With Mohler excluded from consideration, one must choose among Litton, Stone, and Adams. Litton has too many ties to the financial corruption of the Woke movement. In recent years Baptists have been alarmed to know that Pierre Omidyar and George Soros, two donors with unsavory and unchristian political motives, have funneled money into functions or shell organizations positioned to influence Baptist beliefs by way of the Ethics and Religious Liberty Commission. Lopez argues that Litton would take the SBC further down the direction we do not want to take.
With Litton and Mohler both out of consideration, Lopez like many traditionally minded Baptists must choose between Stone and Adams. While Lopez considers both men strong candidates with solid ideas, Stone’s associations and past history in leadership lead Lopez to find Adams a better option. Many of Stone’s media associations, such as Janet Mefferd and Todd Starnes, as well as his MAGA-style contacts at Liberty University and elsewhere, lead Lopez to fear that his presidency would mirror the problems with the Trump movement in the Republican Party. “I was a strong Trump supporter,” Lopez says. But Lopez notes that during the Trump era, with many of these MAGA-style personalities in positions of power, nothing was done in response to what happened to him or Russell Fuller. Trump’s recent endorsement of Greg Abbott, the Texas governor who just sank the socially conservative agenda, reminds Lopez that Trumpian figures have a consistent history of letting down conservatives at the worst possible moments.
While Lopez likes Stone and can’t fault someone for voting for him, he sees Adams as a more viable pathway to change. Adams’ campaign has been all about transparency and ethics in stewardship, themes that Lopez played heavily in his resolution this year.

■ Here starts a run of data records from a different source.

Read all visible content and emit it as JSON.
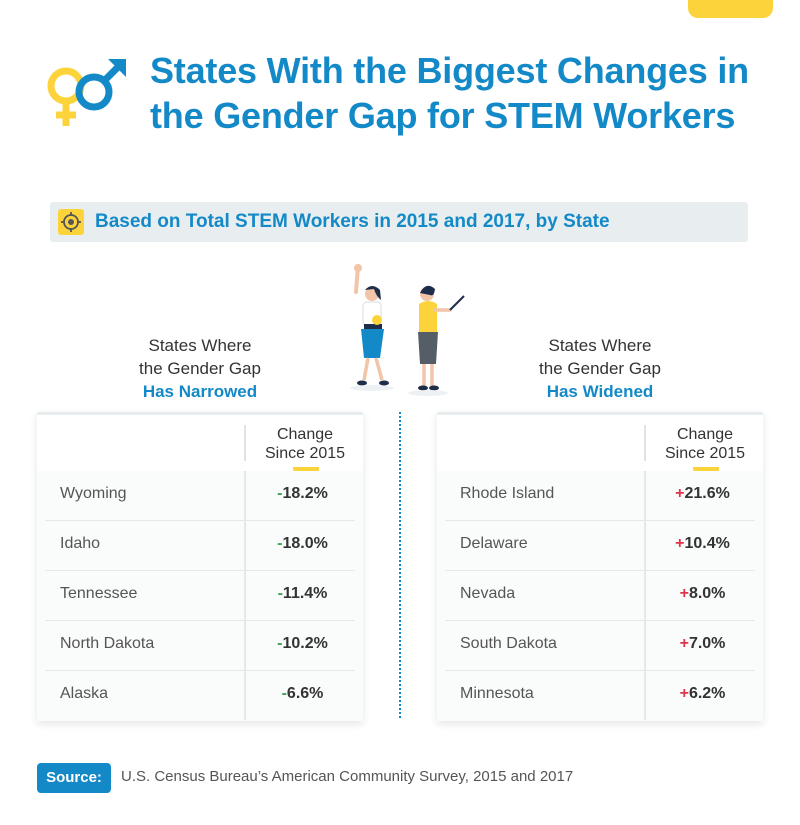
{
  "header": {
    "title": "States With the Biggest Changes in the Gender Gap for STEM Workers",
    "subtitle": "Based on Total STEM Workers in 2015 and 2017, by State"
  },
  "left_panel": {
    "heading_line1": "States Where",
    "heading_line2": "the Gender Gap",
    "heading_highlight": "Has Narrowed",
    "column_header_line1": "Change",
    "column_header_line2": "Since 2015",
    "rows": [
      {
        "state": "Wyoming",
        "sign": "-",
        "value": "18.2%"
      },
      {
        "state": "Idaho",
        "sign": "-",
        "value": "18.0%"
      },
      {
        "state": "Tennessee",
        "sign": "-",
        "value": "11.4%"
      },
      {
        "state": "North Dakota",
        "sign": "-",
        "value": "10.2%"
      },
      {
        "state": "Alaska",
        "sign": "-",
        "value": "6.6%"
      }
    ]
  },
  "right_panel": {
    "heading_line1": "States Where",
    "heading_line2": "the Gender Gap",
    "heading_highlight": "Has Widened",
    "column_header_line1": "Change",
    "column_header_line2": "Since 2015",
    "rows": [
      {
        "state": "Rhode Island",
        "sign": "+",
        "value": "21.6%"
      },
      {
        "state": "Delaware",
        "sign": "+",
        "value": "10.4%"
      },
      {
        "state": "Nevada",
        "sign": "+",
        "value": "8.0%"
      },
      {
        "state": "South Dakota",
        "sign": "+",
        "value": "7.0%"
      },
      {
        "state": "Minnesota",
        "sign": "+",
        "value": "6.2%"
      }
    ]
  },
  "source": {
    "label": "Source:",
    "text": "U.S. Census Bureau’s American Community Survey, 2015 and 2017"
  },
  "colors": {
    "title_blue": "#1489c8",
    "accent_yellow": "#fdd33b",
    "negative_green": "#3aa35a",
    "positive_red": "#e0334a"
  },
  "icons": [
    "gender-symbols-icon",
    "target-icon",
    "women-illustration"
  ],
  "chart_data": {
    "type": "table",
    "title": "States With the Biggest Changes in the Gender Gap for STEM Workers",
    "subtitle": "Based on Total STEM Workers in 2015 and 2017, by State",
    "tables": [
      {
        "name": "Has Narrowed",
        "column": "Change Since 2015",
        "categories": [
          "Wyoming",
          "Idaho",
          "Tennessee",
          "North Dakota",
          "Alaska"
        ],
        "values": [
          -18.2,
          -18.0,
          -11.4,
          -10.2,
          -6.6
        ]
      },
      {
        "name": "Has Widened",
        "column": "Change Since 2015",
        "categories": [
          "Rhode Island",
          "Delaware",
          "Nevada",
          "South Dakota",
          "Minnesota"
        ],
        "values": [
          21.6,
          10.4,
          8.0,
          7.0,
          6.2
        ]
      }
    ]
  }
}
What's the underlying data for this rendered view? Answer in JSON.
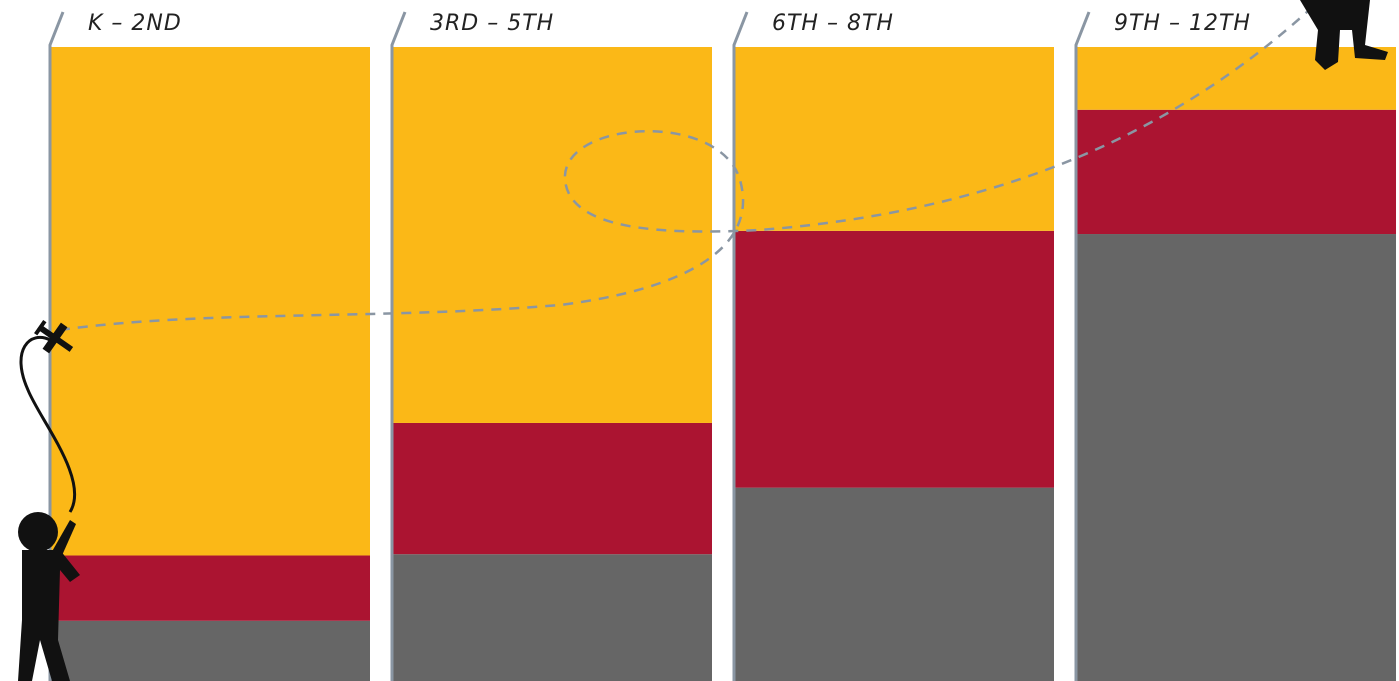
{
  "chart_data": {
    "type": "bar",
    "stacked": true,
    "categories": [
      "K – 2ND",
      "3RD – 5TH",
      "6TH – 8TH",
      "9TH – 12TH"
    ],
    "series": [
      {
        "color": "#666666",
        "values": [
          9.5,
          20,
          30.5,
          70.5
        ]
      },
      {
        "color": "#ab1431",
        "values": [
          10.3,
          20.7,
          40.5,
          19.6
        ]
      },
      {
        "color": "#fbb817",
        "values": [
          80.2,
          59.3,
          29,
          9.9
        ]
      }
    ],
    "ylim": [
      0,
      100
    ]
  }
}
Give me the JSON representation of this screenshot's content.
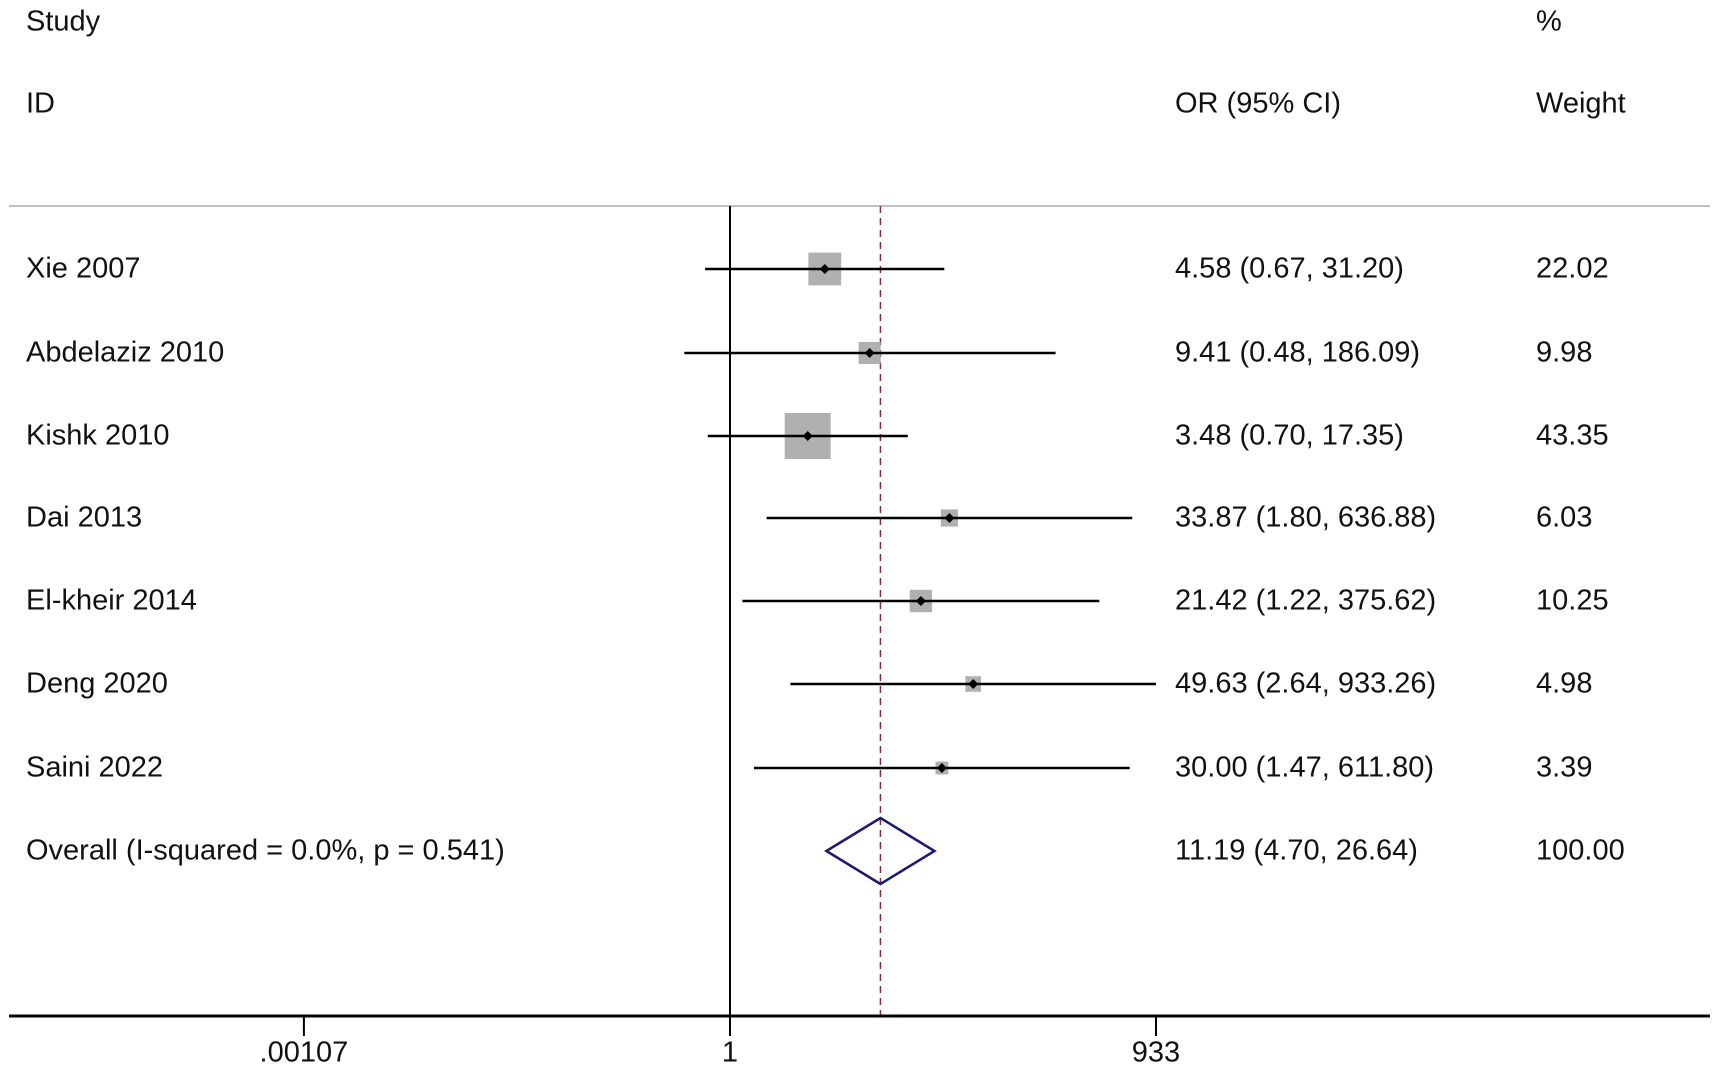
{
  "chart_data": {
    "type": "forest",
    "headers": {
      "study_1": "Study",
      "study_2": "ID",
      "or": "OR (95% CI)",
      "weight_1": "%",
      "weight_2": "Weight"
    },
    "x_scale": "log",
    "x_ticks": [
      0.00107,
      1,
      933
    ],
    "x_tick_labels": [
      ".00107",
      "1",
      "933"
    ],
    "null_value": 1,
    "studies": [
      {
        "id": "Xie 2007",
        "or": 4.58,
        "lo": 0.67,
        "hi": 31.2,
        "label": "4.58 (0.67, 31.20)",
        "weight": 22.02,
        "weight_label": "22.02"
      },
      {
        "id": "Abdelaziz 2010",
        "or": 9.41,
        "lo": 0.48,
        "hi": 186.09,
        "label": "9.41 (0.48, 186.09)",
        "weight": 9.98,
        "weight_label": "9.98"
      },
      {
        "id": "Kishk 2010",
        "or": 3.48,
        "lo": 0.7,
        "hi": 17.35,
        "label": "3.48 (0.70, 17.35)",
        "weight": 43.35,
        "weight_label": "43.35"
      },
      {
        "id": "Dai 2013",
        "or": 33.87,
        "lo": 1.8,
        "hi": 636.88,
        "label": "33.87 (1.80, 636.88)",
        "weight": 6.03,
        "weight_label": "6.03"
      },
      {
        "id": "El-kheir 2014",
        "or": 21.42,
        "lo": 1.22,
        "hi": 375.62,
        "label": "21.42 (1.22, 375.62)",
        "weight": 10.25,
        "weight_label": "10.25"
      },
      {
        "id": "Deng 2020",
        "or": 49.63,
        "lo": 2.64,
        "hi": 933.26,
        "label": "49.63 (2.64, 933.26)",
        "weight": 4.98,
        "weight_label": "4.98"
      },
      {
        "id": "Saini 2022",
        "or": 30.0,
        "lo": 1.47,
        "hi": 611.8,
        "label": "30.00 (1.47, 611.80)",
        "weight": 3.39,
        "weight_label": "3.39"
      }
    ],
    "overall": {
      "id": "Overall  (I-squared = 0.0%, p = 0.541)",
      "or": 11.19,
      "lo": 4.7,
      "hi": 26.64,
      "label": "11.19 (4.70, 26.64)",
      "weight_label": "100.00"
    },
    "colors": {
      "box": "#b0b0b0",
      "diamond": "#1a1a6e",
      "overall_line": "#8b2a3a",
      "header_rule": "#bfbfbf"
    }
  }
}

When Gatekeepers CEO Jeff Dornik raised concerns about the encroaching wokeness in the Southern Baptist Convention, Lopez qualified those concerns with general observations about financial corruption, dishonest managerial tactics, and unbiblical practices such as Non-Disclosure Agreements and blacklisting. It doesn’t matter if someone is on your side politically sometimes; if they allow blacklisting, financial shenanigans, and intimidation of whistleblowers to flourish unchecked, you lose out no matter your political agreement.